Canary Islands vacation rental law

New Vacation Rental Law Shakes Up Canary Islands

A Landmark Decision for Island Living

After more than two years of debate, the Parliament of the Canary Islands has approved a highly controversial vacation rental law. The decision, passed this Wednesday, saw support from the parties backing the regional government—Canarian Coalition, Popular Party, ASG, and AHI—while the opposition, comprising PSOE, New Canaries, and Vox, voted against it. This is one of the most contentious regulations of the current legislative term, facing significant opposition from various social groups across the archipelago.

Widespread Discontent and a Singular Supporter

The new law has managed to displease almost everyone involved. The tourism rental industry association is unhappy, it has put local councils on a war footing as they will bear the primary burden of enforcement, and it even caused a schism within the Canary Islands Economic and Social Council. The only entity that has consistently supported the text is the hotel industry association, the main competitor for tourist accommodation.

The Core of the Law: A 10% Cap on Vacation Homes

The legislation has undergone several changes since its initial draft in April 2024, with most modifications further relaxing requirements for the sector. However, its flagship measure remains unchanged: a cap limiting tourist housing to 10% of the total housing stock in each municipality or neighborhood. With just over one million homes in the Canaries, this means a maximum of 100,000 can be used for tourist purposes.

Exceptions for the Green Islands and Struggling Towns

This 10% threshold is not absolute. On the so-called “Green Islands”—La Palma, La Gomera, and El Hierro—the permitted percentage can be as high as 20%. The same higher limit applies to municipalities designated by the regional government as facing “demographic challenges,” based on criteria such as depopulation, an aging populace, and economic slowdown.

A Five-Year Deadline for Local Councils

Local councils now have five years to approve urban planning instruments that reserve these percentages for tourist housing in their localities. These plans must specify where and how tourist apartments can be established. If a municipality wishes to raise the cap, it must justify the decision with carrying capacity studies. Until such regulations are in place, no new licenses can be granted for five years, after which subsidiary rules will take effect as a last resort.

License Duration and the Grandfathering Clause

New vacation rental licenses will be valid for five years, or ten years in the Green Islands and in municipalities with demographic challenges. All vacation homes currently listed in the Canary Islands Government’s General Tourism Registry—over 70,000 properties—will also be subject to this five-year transitional period. This is designed as a compensatory regime, giving existing operators time to adapt to the new legal requirements.
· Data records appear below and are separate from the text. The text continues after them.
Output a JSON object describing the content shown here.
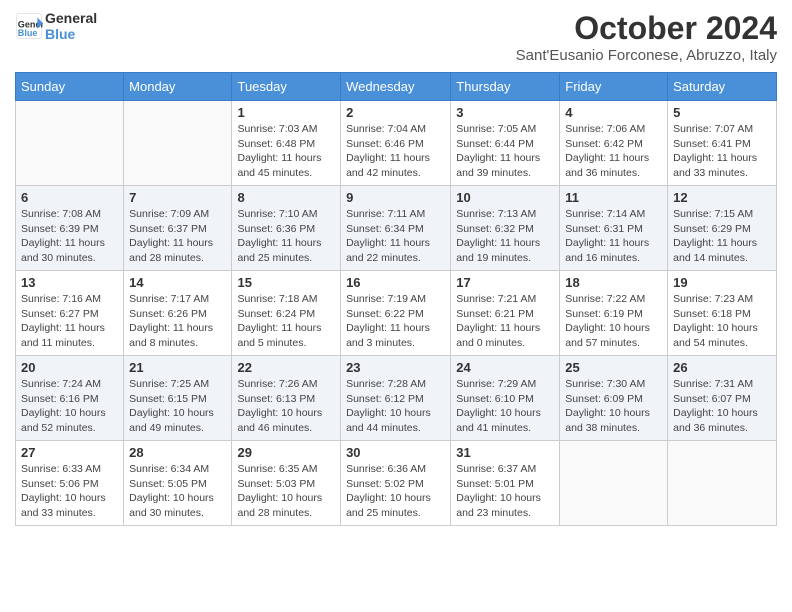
{
  "header": {
    "logo_line1": "General",
    "logo_line2": "Blue",
    "month": "October 2024",
    "location": "Sant'Eusanio Forconese, Abruzzo, Italy"
  },
  "weekdays": [
    "Sunday",
    "Monday",
    "Tuesday",
    "Wednesday",
    "Thursday",
    "Friday",
    "Saturday"
  ],
  "weeks": [
    [
      {
        "day": "",
        "info": ""
      },
      {
        "day": "",
        "info": ""
      },
      {
        "day": "1",
        "info": "Sunrise: 7:03 AM\nSunset: 6:48 PM\nDaylight: 11 hours and 45 minutes."
      },
      {
        "day": "2",
        "info": "Sunrise: 7:04 AM\nSunset: 6:46 PM\nDaylight: 11 hours and 42 minutes."
      },
      {
        "day": "3",
        "info": "Sunrise: 7:05 AM\nSunset: 6:44 PM\nDaylight: 11 hours and 39 minutes."
      },
      {
        "day": "4",
        "info": "Sunrise: 7:06 AM\nSunset: 6:42 PM\nDaylight: 11 hours and 36 minutes."
      },
      {
        "day": "5",
        "info": "Sunrise: 7:07 AM\nSunset: 6:41 PM\nDaylight: 11 hours and 33 minutes."
      }
    ],
    [
      {
        "day": "6",
        "info": "Sunrise: 7:08 AM\nSunset: 6:39 PM\nDaylight: 11 hours and 30 minutes."
      },
      {
        "day": "7",
        "info": "Sunrise: 7:09 AM\nSunset: 6:37 PM\nDaylight: 11 hours and 28 minutes."
      },
      {
        "day": "8",
        "info": "Sunrise: 7:10 AM\nSunset: 6:36 PM\nDaylight: 11 hours and 25 minutes."
      },
      {
        "day": "9",
        "info": "Sunrise: 7:11 AM\nSunset: 6:34 PM\nDaylight: 11 hours and 22 minutes."
      },
      {
        "day": "10",
        "info": "Sunrise: 7:13 AM\nSunset: 6:32 PM\nDaylight: 11 hours and 19 minutes."
      },
      {
        "day": "11",
        "info": "Sunrise: 7:14 AM\nSunset: 6:31 PM\nDaylight: 11 hours and 16 minutes."
      },
      {
        "day": "12",
        "info": "Sunrise: 7:15 AM\nSunset: 6:29 PM\nDaylight: 11 hours and 14 minutes."
      }
    ],
    [
      {
        "day": "13",
        "info": "Sunrise: 7:16 AM\nSunset: 6:27 PM\nDaylight: 11 hours and 11 minutes."
      },
      {
        "day": "14",
        "info": "Sunrise: 7:17 AM\nSunset: 6:26 PM\nDaylight: 11 hours and 8 minutes."
      },
      {
        "day": "15",
        "info": "Sunrise: 7:18 AM\nSunset: 6:24 PM\nDaylight: 11 hours and 5 minutes."
      },
      {
        "day": "16",
        "info": "Sunrise: 7:19 AM\nSunset: 6:22 PM\nDaylight: 11 hours and 3 minutes."
      },
      {
        "day": "17",
        "info": "Sunrise: 7:21 AM\nSunset: 6:21 PM\nDaylight: 11 hours and 0 minutes."
      },
      {
        "day": "18",
        "info": "Sunrise: 7:22 AM\nSunset: 6:19 PM\nDaylight: 10 hours and 57 minutes."
      },
      {
        "day": "19",
        "info": "Sunrise: 7:23 AM\nSunset: 6:18 PM\nDaylight: 10 hours and 54 minutes."
      }
    ],
    [
      {
        "day": "20",
        "info": "Sunrise: 7:24 AM\nSunset: 6:16 PM\nDaylight: 10 hours and 52 minutes."
      },
      {
        "day": "21",
        "info": "Sunrise: 7:25 AM\nSunset: 6:15 PM\nDaylight: 10 hours and 49 minutes."
      },
      {
        "day": "22",
        "info": "Sunrise: 7:26 AM\nSunset: 6:13 PM\nDaylight: 10 hours and 46 minutes."
      },
      {
        "day": "23",
        "info": "Sunrise: 7:28 AM\nSunset: 6:12 PM\nDaylight: 10 hours and 44 minutes."
      },
      {
        "day": "24",
        "info": "Sunrise: 7:29 AM\nSunset: 6:10 PM\nDaylight: 10 hours and 41 minutes."
      },
      {
        "day": "25",
        "info": "Sunrise: 7:30 AM\nSunset: 6:09 PM\nDaylight: 10 hours and 38 minutes."
      },
      {
        "day": "26",
        "info": "Sunrise: 7:31 AM\nSunset: 6:07 PM\nDaylight: 10 hours and 36 minutes."
      }
    ],
    [
      {
        "day": "27",
        "info": "Sunrise: 6:33 AM\nSunset: 5:06 PM\nDaylight: 10 hours and 33 minutes."
      },
      {
        "day": "28",
        "info": "Sunrise: 6:34 AM\nSunset: 5:05 PM\nDaylight: 10 hours and 30 minutes."
      },
      {
        "day": "29",
        "info": "Sunrise: 6:35 AM\nSunset: 5:03 PM\nDaylight: 10 hours and 28 minutes."
      },
      {
        "day": "30",
        "info": "Sunrise: 6:36 AM\nSunset: 5:02 PM\nDaylight: 10 hours and 25 minutes."
      },
      {
        "day": "31",
        "info": "Sunrise: 6:37 AM\nSunset: 5:01 PM\nDaylight: 10 hours and 23 minutes."
      },
      {
        "day": "",
        "info": ""
      },
      {
        "day": "",
        "info": ""
      }
    ]
  ]
}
If operators can “credibly prove” that five years is insufficient to “compensate” for the loss of their license, they can request a single five-year extension. This means that issues of gentrification and tourist saturation, which the law itself acknowledges by referencing “obsolete and unsustainable urban models,” could persist for up to a decade.
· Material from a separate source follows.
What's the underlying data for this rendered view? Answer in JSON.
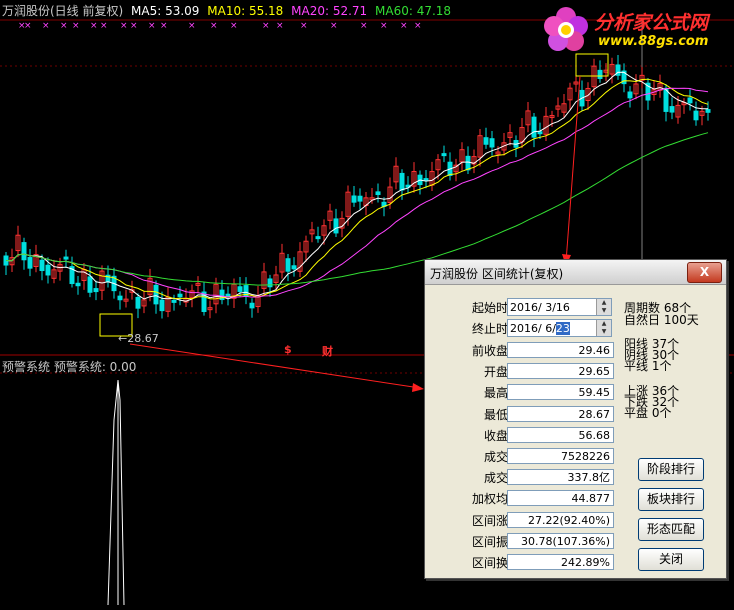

Key Restrictions and Requirements

The law introduces several important restrictions. It prohibits tourist use in homes that are or have been subject to public protection schemes (VPO). To verify this, the island councils can collaborate with the Property Registrars’ Association. Furthermore, licenses will be denied if the homeowners’ association votes against the activity, if the property is in an area declared as having a strained residential market (as recently requested by Las Palmas de Gran Canaria), or if the property is less than ten years old. Again, on the Green Islands and in challenged municipalities, this minimum age requirement is reduced to five years.

A Lifeline for Small Owner-Operators

A highly relevant provision allows individuals who are both owners and operators of tourist apartments—so-called “small owners”—to apply for “consolidated tourist use of the property.” This special permit authorizes them to rent out their home indefinitely, without time limits. Interested parties have a maximum of five years to apply and must prove, through activity declarations and tax filings, that the property was used for tourism in the year immediately preceding the law’s enactment.

The Application Process and Property Standards

The application method remains the “declaración responsable” (responsible declaration). An operator submits the declaration, and the Administration subsequently verifies if all technical requirements are met. Key requirements include a minimum home surface area of 35 square meters (though 25 square meters is acceptable if compensated with amenities like a swimming pool or parking space), a minimum energy efficiency class of F or D (a relaxation from the stricter class C or B in the original draft), and a solar hot water system “where technically and legally possible.”

Enforcement Challenges for Local Councils

Local councils are tasked with verifying that vacation rentals comply with the bulk of the regulations. As a classified activity, the sector must adhere to sectoral rules on safety, health, and accessibility. However, this is a Herculean task for most local entities, which lack the human resources. The law mandates they approve an inspection plan within eight months, with its execution not to exceed four years.

A Path to Convert Entire Buildings

Finally, a significant transitional provision opens the door for owners of entire residential buildings dedicated to vacation rentals to request a change in planning for exclusive tourist use. In other words, it allows for the conversion of entire blocks of tourist apartments into hotels or aparthotels, which would then “cease to be counted as housing and for residential use.”